Stephen Silberstein, MD, elucidates the currently available and peripheral CGRP inhibitors in light of their indications, administration, and safety profiles.
Stephen Silberstein, MD
PUBLISHED February 25, 2019
Stephen Silberstein, MD: The first antibody on the market was an antibody against the CGRP receptor, erenumab, or Aimovig. The second antibody to be approved by the FDA was against CGRP, fremanezumab, or Ajovy. The third antibody to be approved by the FDA is galcanezumab, which is again against the CGRP receptor. The last antibody under development is an antibody against the CGRP itself, and it does not yet have a brand name.
The current CGRP antibodies are indicated for the treatment of migraine in adults. There are studies being done for cluster headache and for posttraumatic headache, but that’s the current indication. How do they differ? The antibody called Aimovig is against the CGRP receptor. That is where CGRP does its business. The other antibodies are against CGRP itself. All drugs are effective. The side effect profiles are slightly different, and the weights at which you can inject them are different. But we’re really excited we have 3, and possibly a fourth antibody, for the preventative treatment of migraine.
In this day and age, what we use in clinical practice more often than not depends on the insurance companies. If the insurance companies make the drug available, we’ll use it. If they don’t make it available, it becomes very difficult to use it. Since the first antibody, erenumab, came out, we used it first. And it was about 4 to 5 months until we got the second antibody. So we have the most experience with erenumab and the second antibody, fremanezumab. And the third antibody we have less experience with just because of the sequence. I believe we have over 1000 patients on the antibodies at this time. And here’s my bias: Just like in the trials, they work half the time. When they work, they’re really great, and many of these patients have failed everything else.

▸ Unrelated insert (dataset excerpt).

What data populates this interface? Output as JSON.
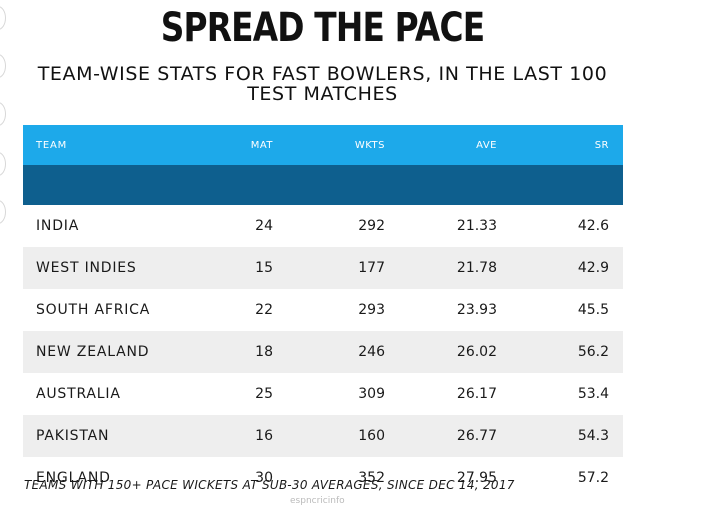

The dose of erenumab, or Aimovig, is either 70 or 140 units or mg per month. I pick the higher dose because the price is the same. And if you think about it, there’s no risk in giving a higher dose and there’s always chance you’ll get a better response with monthly 140. The second drug to be approved was fremanezumab, or Ajovy, and the doses are 225 mg every month or a triple dose every 3 months. Many patients don’t like to self-inject and prefer less-frequent dosing, so in most of our patients, we tend to be using the triple dose every 3 months. The third antibody is again galcanezumab, which is given on a monthly basis. These antibodies come in prefilled syringes, so they’re given at home by the patient.
If you’ve never used a monoclonal antibody before, there’s a lot of material available. There are papers that I and my colleagues have written. There’s information online. The biggest thing you need to know, regarding those things you hear about on television every night about monoclonal antibodies causing every bad disease known to mankind, is that antibodies against CGRP have minimal, if no, side effects. The only side effect we’ve seen is a little bit of constipation. That’s what you need to know. There are no other major issue except for constipation. There are no more side effects than there are with placebo injections. So they’re safe, they’re effective, they’re tolerated, and they’re easy to use.